Until he couldn’t drive anymore, there in the most remote part of the forgotten coast—the parts of the pine forest no one claimed or wanted or lived in. Stopped, stumbled out, the shapes of the dark trees, the sound of owls, innumerable rustlings, a fox pausing to stare at him, unafraid, the stars above still swirling and streaking.
Stumbling in the dark, scraping up against palmettos and tough scrub, pushing past the uprising of this undergrowth, a foot into black water and out again. The sharp scent of fox piss, the suggestion of an animal or animals watching him. Trying now to hold his balance. Trying to hold on to his wits. But a universe was opening up in his head, filled with images he didn’t, couldn’t understand.
A flowering plant that could never die.
A rain of white rabbits, cut off in mid-leap.
A woman reaching down to touch a starfish in a tidal pool.
Green dust from a corpse blowing away in the wind.
Henry, standing atop the lighthouse, jerking and twitching, receiving a signal from very, very far away.
A man stumbling through the forgotten coast in army fatigues, all of his comrades dead.
And a light that found him from above, pinning him there, some vital transaction complete.
The feel of wet dead leaves. The smell of a bonfire burning. The sound of a dog, distant, barking. The taste of dirt. And overhead, the interlocking branches of the pines.
There were strange ruined cities rising from his head, and with them a sliver that promised salvation. And God said it was good. And God said, “Don’t fight it.” Except that all he wanted to do was fight it. Holding on to Charlie, to Gloria, even to his father. His father, preaching, that inner glow, as of being taken up by something greater than himself, which language could not express.
Finally, in that wilderness, Saul could go no farther, he was done, and he knew it, and he wept as he fell, as he felt the thing within anchor him to the ground, as alien as any sensation he’d ever felt and yet as familiar as if it had happened a hundred times before. It was just a tiny thing. A splinter. And yet it was as large as entire worlds, and he was never going to understand it, even as it took him over. His last thoughts before the thoughts that were not his, that were never going to be his: Perhaps there is no shame in this, perhaps I can bear this, fight this. To give in but not give up. And projected back out behind him, toward the sea, Saul unable to say the name, just three simple words that seemed so inadequate, and yet they were all he had left to use.
* * *
Some time later, he woke up. That winter morning, the wind was cold against the collar of his coat as he trudged down the trail toward the lighthouse. There had been a storm the night before, and down and to his left, the ocean lay gray and roiling against the dull blue of the sky, seen through the rustle and sway of the sea oats. Driftwood and bottles and faded white buoys and a dead hammerhead shark had washed up in the aftermath, tangled among snarls of seaweed, but no real damage either here or in the village.

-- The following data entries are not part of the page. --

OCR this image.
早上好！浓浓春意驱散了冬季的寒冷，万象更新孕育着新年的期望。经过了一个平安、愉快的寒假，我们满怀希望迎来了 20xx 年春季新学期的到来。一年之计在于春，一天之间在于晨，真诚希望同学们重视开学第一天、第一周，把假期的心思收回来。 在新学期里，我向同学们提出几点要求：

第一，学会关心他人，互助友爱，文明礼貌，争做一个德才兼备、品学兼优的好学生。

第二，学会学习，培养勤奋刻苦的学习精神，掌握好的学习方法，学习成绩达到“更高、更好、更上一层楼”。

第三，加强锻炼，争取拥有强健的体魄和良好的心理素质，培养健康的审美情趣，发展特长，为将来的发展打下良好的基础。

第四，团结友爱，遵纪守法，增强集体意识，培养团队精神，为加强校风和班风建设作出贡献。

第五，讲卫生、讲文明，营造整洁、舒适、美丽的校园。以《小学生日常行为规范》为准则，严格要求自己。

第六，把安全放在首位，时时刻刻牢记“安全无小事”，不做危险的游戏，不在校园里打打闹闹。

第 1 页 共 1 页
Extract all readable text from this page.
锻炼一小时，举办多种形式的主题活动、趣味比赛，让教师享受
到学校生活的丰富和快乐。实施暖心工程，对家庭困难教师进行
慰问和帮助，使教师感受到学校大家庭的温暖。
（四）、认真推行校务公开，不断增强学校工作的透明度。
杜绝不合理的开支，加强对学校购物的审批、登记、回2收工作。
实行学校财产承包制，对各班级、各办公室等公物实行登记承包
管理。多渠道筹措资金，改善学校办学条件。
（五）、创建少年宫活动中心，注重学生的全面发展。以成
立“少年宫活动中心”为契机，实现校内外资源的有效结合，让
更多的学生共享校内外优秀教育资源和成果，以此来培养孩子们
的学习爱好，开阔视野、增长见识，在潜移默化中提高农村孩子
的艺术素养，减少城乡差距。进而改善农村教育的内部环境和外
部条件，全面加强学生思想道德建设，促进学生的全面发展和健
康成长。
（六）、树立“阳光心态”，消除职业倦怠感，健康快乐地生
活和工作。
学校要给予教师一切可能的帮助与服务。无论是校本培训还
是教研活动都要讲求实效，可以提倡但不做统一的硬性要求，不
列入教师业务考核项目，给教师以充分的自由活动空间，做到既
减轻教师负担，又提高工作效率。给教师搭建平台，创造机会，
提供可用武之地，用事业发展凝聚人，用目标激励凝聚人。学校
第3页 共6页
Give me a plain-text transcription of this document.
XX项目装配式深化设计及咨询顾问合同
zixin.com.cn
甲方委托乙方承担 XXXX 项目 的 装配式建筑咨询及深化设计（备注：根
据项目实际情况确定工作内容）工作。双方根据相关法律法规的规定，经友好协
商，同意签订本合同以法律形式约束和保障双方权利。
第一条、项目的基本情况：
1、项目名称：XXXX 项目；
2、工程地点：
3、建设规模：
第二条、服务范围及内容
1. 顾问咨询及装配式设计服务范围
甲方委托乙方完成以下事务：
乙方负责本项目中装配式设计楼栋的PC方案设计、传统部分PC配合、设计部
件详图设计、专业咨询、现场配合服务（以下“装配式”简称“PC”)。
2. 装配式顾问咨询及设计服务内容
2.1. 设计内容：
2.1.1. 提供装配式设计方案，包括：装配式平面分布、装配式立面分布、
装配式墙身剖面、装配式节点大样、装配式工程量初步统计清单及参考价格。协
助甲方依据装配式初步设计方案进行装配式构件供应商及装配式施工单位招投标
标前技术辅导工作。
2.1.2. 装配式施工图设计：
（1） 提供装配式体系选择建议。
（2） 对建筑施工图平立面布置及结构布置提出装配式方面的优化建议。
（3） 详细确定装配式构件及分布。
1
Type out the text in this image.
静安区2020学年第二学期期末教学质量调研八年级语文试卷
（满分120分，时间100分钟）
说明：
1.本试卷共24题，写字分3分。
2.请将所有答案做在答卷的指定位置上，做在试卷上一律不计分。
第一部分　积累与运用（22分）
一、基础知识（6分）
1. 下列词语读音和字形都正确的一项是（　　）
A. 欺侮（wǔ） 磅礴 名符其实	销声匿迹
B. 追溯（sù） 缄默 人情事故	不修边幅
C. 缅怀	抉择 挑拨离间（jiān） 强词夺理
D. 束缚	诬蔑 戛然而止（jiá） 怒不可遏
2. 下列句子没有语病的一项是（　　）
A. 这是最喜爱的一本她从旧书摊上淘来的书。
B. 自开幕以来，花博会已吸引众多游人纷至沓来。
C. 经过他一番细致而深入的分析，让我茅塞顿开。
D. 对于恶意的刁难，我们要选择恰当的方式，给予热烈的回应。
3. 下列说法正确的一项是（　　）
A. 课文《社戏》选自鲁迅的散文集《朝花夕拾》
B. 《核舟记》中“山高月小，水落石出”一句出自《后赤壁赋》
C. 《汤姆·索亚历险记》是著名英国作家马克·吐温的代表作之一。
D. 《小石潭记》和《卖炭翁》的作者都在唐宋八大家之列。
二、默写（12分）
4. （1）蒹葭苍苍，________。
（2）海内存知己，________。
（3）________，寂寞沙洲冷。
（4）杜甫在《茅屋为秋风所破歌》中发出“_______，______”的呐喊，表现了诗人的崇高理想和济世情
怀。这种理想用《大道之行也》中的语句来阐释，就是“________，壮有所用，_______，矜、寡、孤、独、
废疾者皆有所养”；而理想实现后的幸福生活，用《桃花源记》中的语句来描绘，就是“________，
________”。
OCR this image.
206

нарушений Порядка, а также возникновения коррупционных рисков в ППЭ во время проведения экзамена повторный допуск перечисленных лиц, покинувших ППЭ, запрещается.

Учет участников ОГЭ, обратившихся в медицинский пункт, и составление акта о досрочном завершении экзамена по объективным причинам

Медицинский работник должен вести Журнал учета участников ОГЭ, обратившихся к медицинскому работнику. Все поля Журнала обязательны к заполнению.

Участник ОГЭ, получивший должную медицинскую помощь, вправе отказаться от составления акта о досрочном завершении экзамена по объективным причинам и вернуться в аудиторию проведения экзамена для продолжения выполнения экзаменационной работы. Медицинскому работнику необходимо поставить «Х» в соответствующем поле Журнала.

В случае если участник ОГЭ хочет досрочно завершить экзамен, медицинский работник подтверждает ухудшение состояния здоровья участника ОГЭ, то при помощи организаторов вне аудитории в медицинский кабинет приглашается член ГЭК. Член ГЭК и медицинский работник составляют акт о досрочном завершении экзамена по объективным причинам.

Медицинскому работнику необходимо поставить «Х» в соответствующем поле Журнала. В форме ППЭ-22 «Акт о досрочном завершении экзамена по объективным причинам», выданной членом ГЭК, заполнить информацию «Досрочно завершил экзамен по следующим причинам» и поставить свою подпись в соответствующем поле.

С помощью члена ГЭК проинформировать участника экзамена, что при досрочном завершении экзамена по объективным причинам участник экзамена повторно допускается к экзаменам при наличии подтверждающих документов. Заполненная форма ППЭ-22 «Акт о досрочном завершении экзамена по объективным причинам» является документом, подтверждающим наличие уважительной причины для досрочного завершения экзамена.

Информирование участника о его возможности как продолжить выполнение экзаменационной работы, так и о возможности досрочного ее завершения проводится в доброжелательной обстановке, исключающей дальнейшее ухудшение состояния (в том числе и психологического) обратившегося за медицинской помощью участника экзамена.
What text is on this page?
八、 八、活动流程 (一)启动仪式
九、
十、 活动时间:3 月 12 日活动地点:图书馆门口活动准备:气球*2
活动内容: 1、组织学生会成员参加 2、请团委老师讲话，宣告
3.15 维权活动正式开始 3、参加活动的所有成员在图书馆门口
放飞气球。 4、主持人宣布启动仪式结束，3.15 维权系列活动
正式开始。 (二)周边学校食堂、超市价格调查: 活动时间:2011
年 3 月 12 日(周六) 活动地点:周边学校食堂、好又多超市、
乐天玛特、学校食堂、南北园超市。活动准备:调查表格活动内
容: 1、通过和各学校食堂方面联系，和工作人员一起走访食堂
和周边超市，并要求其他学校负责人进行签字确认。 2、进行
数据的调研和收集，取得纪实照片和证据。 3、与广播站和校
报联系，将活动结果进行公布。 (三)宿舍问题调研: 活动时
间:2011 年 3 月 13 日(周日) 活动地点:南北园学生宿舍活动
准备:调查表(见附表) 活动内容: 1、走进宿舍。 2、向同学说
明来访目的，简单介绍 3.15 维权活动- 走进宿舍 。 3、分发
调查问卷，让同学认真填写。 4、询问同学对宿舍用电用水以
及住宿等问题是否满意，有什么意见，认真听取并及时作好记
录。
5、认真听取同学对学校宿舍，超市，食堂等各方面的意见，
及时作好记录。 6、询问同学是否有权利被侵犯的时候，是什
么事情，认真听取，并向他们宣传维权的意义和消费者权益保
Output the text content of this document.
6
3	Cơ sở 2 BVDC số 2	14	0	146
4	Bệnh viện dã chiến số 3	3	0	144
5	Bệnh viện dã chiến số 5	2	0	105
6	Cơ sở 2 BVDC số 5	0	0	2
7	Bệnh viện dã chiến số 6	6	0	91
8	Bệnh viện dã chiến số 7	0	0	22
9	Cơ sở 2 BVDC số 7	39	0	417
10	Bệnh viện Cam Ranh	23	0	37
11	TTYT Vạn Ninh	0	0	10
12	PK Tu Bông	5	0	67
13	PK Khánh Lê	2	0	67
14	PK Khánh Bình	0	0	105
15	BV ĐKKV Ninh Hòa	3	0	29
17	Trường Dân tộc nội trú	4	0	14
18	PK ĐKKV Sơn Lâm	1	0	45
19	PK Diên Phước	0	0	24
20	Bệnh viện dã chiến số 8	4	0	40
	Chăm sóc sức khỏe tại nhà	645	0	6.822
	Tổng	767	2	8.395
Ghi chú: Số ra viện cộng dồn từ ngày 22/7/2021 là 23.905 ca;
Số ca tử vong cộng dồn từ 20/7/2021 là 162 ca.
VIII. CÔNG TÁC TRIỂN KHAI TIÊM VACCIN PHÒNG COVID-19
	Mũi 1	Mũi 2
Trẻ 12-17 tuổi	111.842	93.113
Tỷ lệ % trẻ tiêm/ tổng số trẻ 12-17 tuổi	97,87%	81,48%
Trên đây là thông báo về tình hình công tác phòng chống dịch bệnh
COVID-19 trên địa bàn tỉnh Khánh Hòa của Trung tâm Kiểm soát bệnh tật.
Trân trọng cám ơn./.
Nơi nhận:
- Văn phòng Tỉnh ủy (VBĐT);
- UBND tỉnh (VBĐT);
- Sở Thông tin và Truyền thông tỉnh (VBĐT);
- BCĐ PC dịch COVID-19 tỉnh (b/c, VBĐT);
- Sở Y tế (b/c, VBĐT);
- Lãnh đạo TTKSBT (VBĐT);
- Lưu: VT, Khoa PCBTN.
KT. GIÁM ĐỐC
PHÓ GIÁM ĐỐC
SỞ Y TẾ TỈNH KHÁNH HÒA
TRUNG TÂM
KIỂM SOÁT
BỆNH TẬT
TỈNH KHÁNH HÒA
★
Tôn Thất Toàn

At his feet lay bramble and the thick gray of thistles that would bloom purple in the spring and summer. To his right, the ponds were dark with the muttering complaints of grebes and buffleheads. Blackbirds plunged the thin branches of trees down, exploded upward in panic at his passage, settled back into garrulous communities. The brisk, fresh salt smell to the air had an edge of flame: a burning smell from some nearby house or still-smoldering bonfire.
0028: GHOST BIRD
The Crawler was behind them. The words were behind them. It was just a submerged tunnel on a warm day. It was just a forest. It was just a place they were walking out of.
Ghost Bird and Grace did not talk much as they walked. There wasn’t much to say, such a world lay between them now. She knew that Grace did not consider her quite human, yet something about her must reassure the woman enough to keep traveling with her, to trust her when she said that something had changed beyond the climate, that they should head for the border and see what that something was. The scent of pine pollen clung to the air, rich and golden and ripe. The wrens and yellow warblers chased each other through the bushes and trees.
They encountered no one and the animals while not tame seemed somehow unwary. Not wary of them, anyway. Ghost Bird thought of Control, back there, in the tunnel. What had he found down below? Had he found the true Area X, or had his death been the catalyst for the change she had felt, that manifested all around them? Even now she could not see Control clearly, knew only that his absence was a loss, a sadness, to her. He had been there almost her entire life—the real, lived-in life she had now, not the one she had inherited. That still meant something.
At the moment he had gone through the door so far below, she had seen him and had felt the Crawler’s seekers fall away, the entire apparatus receding into the darkness after him. There had come a shuddering miniature earthquake, as the sides of the tunnel convulsed once, twice, and then were again still. Known that although nothing could be reversed, the director had been right: It could be changed, it could change, and that Control had added or subtracted something from an equation that was too complex for anyone to see the whole of. Perhaps the director had been right about the biologist, just not in the way she’d thought. The words from the wall still blazed across her thoughts, wrapped themselves around her like a shield.